Che cos'è l'utilità economica?
Utilità è il termine usato nella teoria economica per descrivere perché gli esseri umani agiscono. In particolare, gli esseri umani agiscono per massimizzare la loro utilità - la soddisfazione che ottengono dalla vita. Tutti questi termini sono indicativi, dal momento che quelle che sembrano differenze semantiche nelle definizioni di "azione" o "soddisfazione" possono effettivamente avere implicazioni di vasta portata quando si tratta di analisi economica e politica pubblica.
In linea generale, gli esseri umani agiscono intenzionalmente per raggiungere fini coscienti. Ad esempio, un uomo mangia un panino perché ha fame o una donna dona un dollaro in beneficenza perché apprezza la compassione e vuole aiutare le altre persone. L'utilità non definisce ciò che rende una persona soddisfatta, solo che la persona agisce per raggiungere fini soddisfacenti - la vita non è completamente riflessiva.
Molti modelli economici neoclassici misurano direttamente l'utilità marginale, assegnando unità di utilità chiamate utils. Altri suggeriscono che ciò è impossibile, perché misurare l'utilità è individualista e impossibile da quantificare. È possibile conoscere solo l'ordine delle preferenze, non i rapporti tra di esse.
Ancora più controversi sono i confronti interpersonali di utilità, che appaiono su molti modelli di curve di indifferenza. L'utilità relativa di diversi attori viene confrontata direttamente tra loro per l'analisi.
La legge dell'utilità marginale decrescente
Poiché tutte le risorse - anche il tempo - sono scarse, gli esseri umani devono prendere decisioni su come affrontare la propria utilità. Quando viene presentato con più di una unità dello stesso bene, l'attore economico mette necessariamente il primo bene da utilizzare per soddisfare il proprio fine più apprezzato. La seconda unità va verso la seconda estremità più apprezzata e così via. Pertanto, l'utilità ottenuta da ciascuna unità successiva diminuisce. Gli economisti si riferiscono a questo come alla legge dell'utilità marginale decrescente.
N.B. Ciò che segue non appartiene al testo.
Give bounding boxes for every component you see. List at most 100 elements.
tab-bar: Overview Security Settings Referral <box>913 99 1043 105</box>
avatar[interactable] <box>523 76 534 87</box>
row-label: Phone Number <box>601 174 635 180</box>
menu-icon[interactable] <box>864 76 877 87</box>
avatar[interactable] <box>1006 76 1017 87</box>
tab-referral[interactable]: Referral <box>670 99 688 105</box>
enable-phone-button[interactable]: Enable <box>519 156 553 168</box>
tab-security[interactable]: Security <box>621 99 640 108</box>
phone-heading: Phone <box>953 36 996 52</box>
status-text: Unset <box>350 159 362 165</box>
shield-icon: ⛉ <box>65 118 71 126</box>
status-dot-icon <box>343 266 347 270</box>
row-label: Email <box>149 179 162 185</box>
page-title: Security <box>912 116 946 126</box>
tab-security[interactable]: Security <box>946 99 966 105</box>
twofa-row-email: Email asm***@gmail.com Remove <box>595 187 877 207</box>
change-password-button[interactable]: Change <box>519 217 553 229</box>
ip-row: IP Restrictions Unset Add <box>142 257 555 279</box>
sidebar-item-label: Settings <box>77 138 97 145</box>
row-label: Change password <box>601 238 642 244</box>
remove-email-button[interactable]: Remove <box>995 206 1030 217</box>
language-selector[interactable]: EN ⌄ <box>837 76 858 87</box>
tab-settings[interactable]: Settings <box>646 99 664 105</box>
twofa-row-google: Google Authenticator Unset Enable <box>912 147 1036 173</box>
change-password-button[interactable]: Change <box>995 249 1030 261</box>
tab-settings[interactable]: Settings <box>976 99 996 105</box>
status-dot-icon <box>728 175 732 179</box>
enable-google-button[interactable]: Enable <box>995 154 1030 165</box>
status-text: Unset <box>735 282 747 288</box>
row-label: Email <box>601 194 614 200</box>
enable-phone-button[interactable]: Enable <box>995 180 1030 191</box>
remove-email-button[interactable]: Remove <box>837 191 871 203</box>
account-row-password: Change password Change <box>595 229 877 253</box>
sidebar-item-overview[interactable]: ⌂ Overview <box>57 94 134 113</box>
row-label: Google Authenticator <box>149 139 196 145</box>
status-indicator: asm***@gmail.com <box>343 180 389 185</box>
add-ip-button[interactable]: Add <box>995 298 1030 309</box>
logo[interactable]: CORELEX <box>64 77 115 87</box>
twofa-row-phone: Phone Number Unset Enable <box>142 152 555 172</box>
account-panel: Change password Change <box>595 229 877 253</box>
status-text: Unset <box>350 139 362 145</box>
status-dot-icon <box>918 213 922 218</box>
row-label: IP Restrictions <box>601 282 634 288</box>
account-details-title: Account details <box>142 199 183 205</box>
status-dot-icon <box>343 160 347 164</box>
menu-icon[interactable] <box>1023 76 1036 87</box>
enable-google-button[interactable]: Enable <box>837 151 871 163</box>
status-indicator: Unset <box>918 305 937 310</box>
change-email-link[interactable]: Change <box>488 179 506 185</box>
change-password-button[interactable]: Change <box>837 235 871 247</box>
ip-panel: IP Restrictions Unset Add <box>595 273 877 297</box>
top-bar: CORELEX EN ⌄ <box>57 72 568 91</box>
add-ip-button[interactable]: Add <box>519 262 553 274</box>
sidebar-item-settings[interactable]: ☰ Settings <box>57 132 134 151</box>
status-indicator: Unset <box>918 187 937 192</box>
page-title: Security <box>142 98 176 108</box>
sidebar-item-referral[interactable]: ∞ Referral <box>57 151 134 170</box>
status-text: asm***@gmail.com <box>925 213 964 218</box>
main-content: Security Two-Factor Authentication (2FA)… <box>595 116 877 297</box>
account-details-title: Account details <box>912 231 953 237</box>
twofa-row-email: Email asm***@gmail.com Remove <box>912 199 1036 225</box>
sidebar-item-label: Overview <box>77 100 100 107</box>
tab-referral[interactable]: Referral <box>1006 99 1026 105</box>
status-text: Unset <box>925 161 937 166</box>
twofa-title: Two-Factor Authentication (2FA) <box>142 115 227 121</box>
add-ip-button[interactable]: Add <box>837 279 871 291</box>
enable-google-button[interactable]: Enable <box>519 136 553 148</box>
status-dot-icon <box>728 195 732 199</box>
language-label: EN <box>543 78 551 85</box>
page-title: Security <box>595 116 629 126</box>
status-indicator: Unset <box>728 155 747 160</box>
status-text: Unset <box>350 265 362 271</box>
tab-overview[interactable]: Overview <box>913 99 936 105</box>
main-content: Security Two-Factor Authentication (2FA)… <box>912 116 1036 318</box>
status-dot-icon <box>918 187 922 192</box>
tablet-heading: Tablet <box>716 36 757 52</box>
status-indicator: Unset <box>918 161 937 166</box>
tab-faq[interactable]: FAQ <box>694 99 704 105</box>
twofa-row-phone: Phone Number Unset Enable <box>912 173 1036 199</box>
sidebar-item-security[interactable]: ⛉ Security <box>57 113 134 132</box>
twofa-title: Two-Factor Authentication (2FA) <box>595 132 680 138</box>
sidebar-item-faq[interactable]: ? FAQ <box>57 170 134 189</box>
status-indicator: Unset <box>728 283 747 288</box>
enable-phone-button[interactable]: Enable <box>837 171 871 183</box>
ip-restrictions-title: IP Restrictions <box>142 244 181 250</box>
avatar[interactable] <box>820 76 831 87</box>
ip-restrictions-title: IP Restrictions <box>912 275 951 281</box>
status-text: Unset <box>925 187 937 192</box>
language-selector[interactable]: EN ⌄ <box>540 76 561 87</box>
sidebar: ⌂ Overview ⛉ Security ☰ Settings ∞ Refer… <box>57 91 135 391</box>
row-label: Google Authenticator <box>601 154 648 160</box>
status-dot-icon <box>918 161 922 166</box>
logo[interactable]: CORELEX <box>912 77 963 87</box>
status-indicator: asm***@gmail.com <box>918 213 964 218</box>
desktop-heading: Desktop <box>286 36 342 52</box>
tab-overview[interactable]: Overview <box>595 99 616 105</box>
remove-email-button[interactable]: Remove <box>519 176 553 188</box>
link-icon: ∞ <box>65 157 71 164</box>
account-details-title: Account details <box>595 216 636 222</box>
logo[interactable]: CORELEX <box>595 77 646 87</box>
L'utilità marginale decrescente può essere utilizzata per spiegare perché le curve della domanda sono inclinate verso il basso, l'ordine in cui le persone valutano determinati risultati e in che modo i consumatori comunicano informazioni preziose a produttori e distributori attraverso il meccanismo dei prezzi. Quest'ultima funzione è quella in cui entra in gioco il beneficio marginale.
Che cos'è il vantaggio marginale?
La maggior parte dei libri di testo definisce "vantaggio marginale" l'importo che un consumatore sarebbe disposto a pagare per un'unità aggiuntiva di un bene. Il vantaggio marginale può essere visto come un dispositivo utilizzato per acquisire l'utilità marginale e applicarla direttamente in modo misurabile. Quando il vantaggio marginale supera il prezzo elencato del bene, i consumatori continuano ad acquistare unità di bene fino a quando il vantaggio marginale non supera più il prezzo. I produttori possono aumentare la produzione, aumentare i prezzi o entrambi.
Nei modelli microeconomici neoclassici, il beneficio marginale è misurato a livello cardinale. Si potrebbe supporre che il prezzo di un bene sia di cinque dollari, ma il beneficio marginale sia di $ 5, 75, il che significa che esiste un surplus del consumatore di 75 centesimi. Alcuni economisti ritengono che ciò possa essere misurato retroattivamente (dopo che il prezzo è aumentato a $ 5, 75 da cinque dollari, ad esempio, senza un calo della domanda).